Why it's vulnerable:
The $_GET['host'] parameter is directly embedded in the shell command. An attacker can inject ; cat /etc/passwd or similar to execute additional commands.

Fixed pattern
<?php
function ping_host($hostname) {
    // Validate input against a strict allowlist
    if (!preg_match('/^[a-zA-Z0-9.-]+$/', $hostname)) {
        die("Invalid hostname");
    }
    // Use escapeshellarg() as a secondary defense
    $safe_host = escapeshellarg($hostname);
    $output = shell_exec("ping -c 4 " . $safe_host);
    echo $output;
}
?>

05Prevention Checklist

Avoid shell execution entirely.
Use language-native libraries or APIs instead of invoking system commands. For example, use image processing libraries rather than shelling out to convert.
Never use shell=True (Python) or shell_exec() (PHP) with user input.
If you must invoke a command, pass arguments as an array/list to prevent shell interpretation.
Validate and allowlist input.
Accept only expected formats (e.g., alphanumeric hostnames, numeric port numbers). Reject anything that doesn't match.
Use escapeshellarg() (PHP) or equivalent as a secondary defense,
not a primary one. It quotes arguments but is not foolproof if combined with shell=True.
Run the application with minimal privileges.
Use a dedicated, unprivileged system user account so that even if injection succeeds, the attacker's access is limited.
Log and monitor command execution.
Track which commands are being run and by whom; unusual patterns may indicate an attack in progress.

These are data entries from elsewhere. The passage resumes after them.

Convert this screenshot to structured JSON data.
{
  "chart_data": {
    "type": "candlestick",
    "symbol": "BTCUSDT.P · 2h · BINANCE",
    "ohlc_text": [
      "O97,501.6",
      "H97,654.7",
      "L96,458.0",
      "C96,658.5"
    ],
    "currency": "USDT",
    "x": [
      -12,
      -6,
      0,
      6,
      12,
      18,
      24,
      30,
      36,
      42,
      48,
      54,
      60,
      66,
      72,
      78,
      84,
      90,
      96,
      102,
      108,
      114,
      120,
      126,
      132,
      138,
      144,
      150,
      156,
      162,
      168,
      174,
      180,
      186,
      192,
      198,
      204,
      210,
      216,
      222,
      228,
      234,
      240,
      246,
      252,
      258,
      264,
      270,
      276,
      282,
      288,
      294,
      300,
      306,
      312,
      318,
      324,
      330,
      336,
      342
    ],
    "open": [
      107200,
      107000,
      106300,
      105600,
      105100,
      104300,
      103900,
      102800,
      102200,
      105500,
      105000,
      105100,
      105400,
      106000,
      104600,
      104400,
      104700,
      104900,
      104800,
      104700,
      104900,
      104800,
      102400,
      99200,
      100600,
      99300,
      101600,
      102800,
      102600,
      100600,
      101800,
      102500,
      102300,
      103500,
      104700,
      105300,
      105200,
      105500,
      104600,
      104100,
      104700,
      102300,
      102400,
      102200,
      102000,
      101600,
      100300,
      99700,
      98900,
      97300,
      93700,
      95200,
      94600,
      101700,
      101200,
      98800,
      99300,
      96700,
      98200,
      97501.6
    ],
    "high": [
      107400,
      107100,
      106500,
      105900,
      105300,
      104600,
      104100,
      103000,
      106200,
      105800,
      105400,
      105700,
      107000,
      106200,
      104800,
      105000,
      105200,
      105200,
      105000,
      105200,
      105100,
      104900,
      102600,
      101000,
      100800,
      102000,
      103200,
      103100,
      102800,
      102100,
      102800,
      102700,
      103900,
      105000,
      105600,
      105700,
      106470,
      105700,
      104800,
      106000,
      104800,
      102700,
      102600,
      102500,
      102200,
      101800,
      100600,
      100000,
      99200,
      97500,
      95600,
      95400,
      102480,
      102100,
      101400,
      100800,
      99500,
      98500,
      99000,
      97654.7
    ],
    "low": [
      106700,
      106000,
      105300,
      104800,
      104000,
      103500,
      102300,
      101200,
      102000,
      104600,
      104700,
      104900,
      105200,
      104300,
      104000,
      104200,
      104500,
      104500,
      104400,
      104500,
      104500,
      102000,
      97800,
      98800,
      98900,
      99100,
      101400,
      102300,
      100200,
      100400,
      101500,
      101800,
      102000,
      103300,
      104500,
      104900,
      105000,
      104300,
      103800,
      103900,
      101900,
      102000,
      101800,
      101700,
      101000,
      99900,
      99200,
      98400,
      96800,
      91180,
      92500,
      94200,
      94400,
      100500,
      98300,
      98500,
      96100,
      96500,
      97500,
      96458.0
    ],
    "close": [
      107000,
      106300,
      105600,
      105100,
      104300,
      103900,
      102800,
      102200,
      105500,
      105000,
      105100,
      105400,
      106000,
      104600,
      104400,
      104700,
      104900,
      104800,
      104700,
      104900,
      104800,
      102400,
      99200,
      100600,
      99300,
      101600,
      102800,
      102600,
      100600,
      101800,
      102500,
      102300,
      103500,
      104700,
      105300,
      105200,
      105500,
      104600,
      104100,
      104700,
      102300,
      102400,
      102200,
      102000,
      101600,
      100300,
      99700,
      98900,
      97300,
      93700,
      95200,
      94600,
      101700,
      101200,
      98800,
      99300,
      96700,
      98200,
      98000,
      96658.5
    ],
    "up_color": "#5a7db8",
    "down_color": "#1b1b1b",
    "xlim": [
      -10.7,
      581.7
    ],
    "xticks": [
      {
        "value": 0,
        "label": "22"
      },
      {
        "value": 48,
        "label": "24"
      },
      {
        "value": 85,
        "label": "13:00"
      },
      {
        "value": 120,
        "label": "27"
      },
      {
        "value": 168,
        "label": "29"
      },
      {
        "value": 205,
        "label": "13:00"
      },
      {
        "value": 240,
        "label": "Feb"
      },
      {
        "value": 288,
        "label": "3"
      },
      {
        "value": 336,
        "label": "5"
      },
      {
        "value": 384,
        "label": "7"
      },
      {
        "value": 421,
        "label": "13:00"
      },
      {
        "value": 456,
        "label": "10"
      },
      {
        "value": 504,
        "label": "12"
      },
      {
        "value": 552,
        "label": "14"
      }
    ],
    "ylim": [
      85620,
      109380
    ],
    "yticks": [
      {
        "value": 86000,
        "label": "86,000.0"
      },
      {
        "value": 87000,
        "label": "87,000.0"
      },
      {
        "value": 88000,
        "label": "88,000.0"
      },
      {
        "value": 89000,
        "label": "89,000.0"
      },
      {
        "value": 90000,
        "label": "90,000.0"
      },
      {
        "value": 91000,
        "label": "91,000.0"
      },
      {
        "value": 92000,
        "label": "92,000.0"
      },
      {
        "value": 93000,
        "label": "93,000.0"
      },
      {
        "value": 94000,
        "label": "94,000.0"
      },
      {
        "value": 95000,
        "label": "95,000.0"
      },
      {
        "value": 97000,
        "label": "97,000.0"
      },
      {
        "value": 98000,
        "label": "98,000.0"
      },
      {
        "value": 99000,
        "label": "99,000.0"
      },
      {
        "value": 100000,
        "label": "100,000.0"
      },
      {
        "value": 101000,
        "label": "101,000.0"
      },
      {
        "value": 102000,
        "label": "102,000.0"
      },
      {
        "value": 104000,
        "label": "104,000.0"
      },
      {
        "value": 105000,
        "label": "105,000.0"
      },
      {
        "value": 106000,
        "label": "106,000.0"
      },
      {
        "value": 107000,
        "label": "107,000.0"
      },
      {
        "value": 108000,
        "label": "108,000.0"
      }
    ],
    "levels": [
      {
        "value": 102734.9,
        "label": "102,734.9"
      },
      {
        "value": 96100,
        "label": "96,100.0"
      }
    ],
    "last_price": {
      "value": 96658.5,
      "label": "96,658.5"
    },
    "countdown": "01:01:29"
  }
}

06Signs You May Already Be Affected

Check your application logs for unexpected system commands, unusual process spawning, or error messages from shell interpreters. Look for suspicious characters in request parameters (;, |, &, backticks, $()) in access logs. If you find unfamiliar files in your web root or system directories, or if system resource usage spikes unexpectedly, investigate whether command injection has been exploited.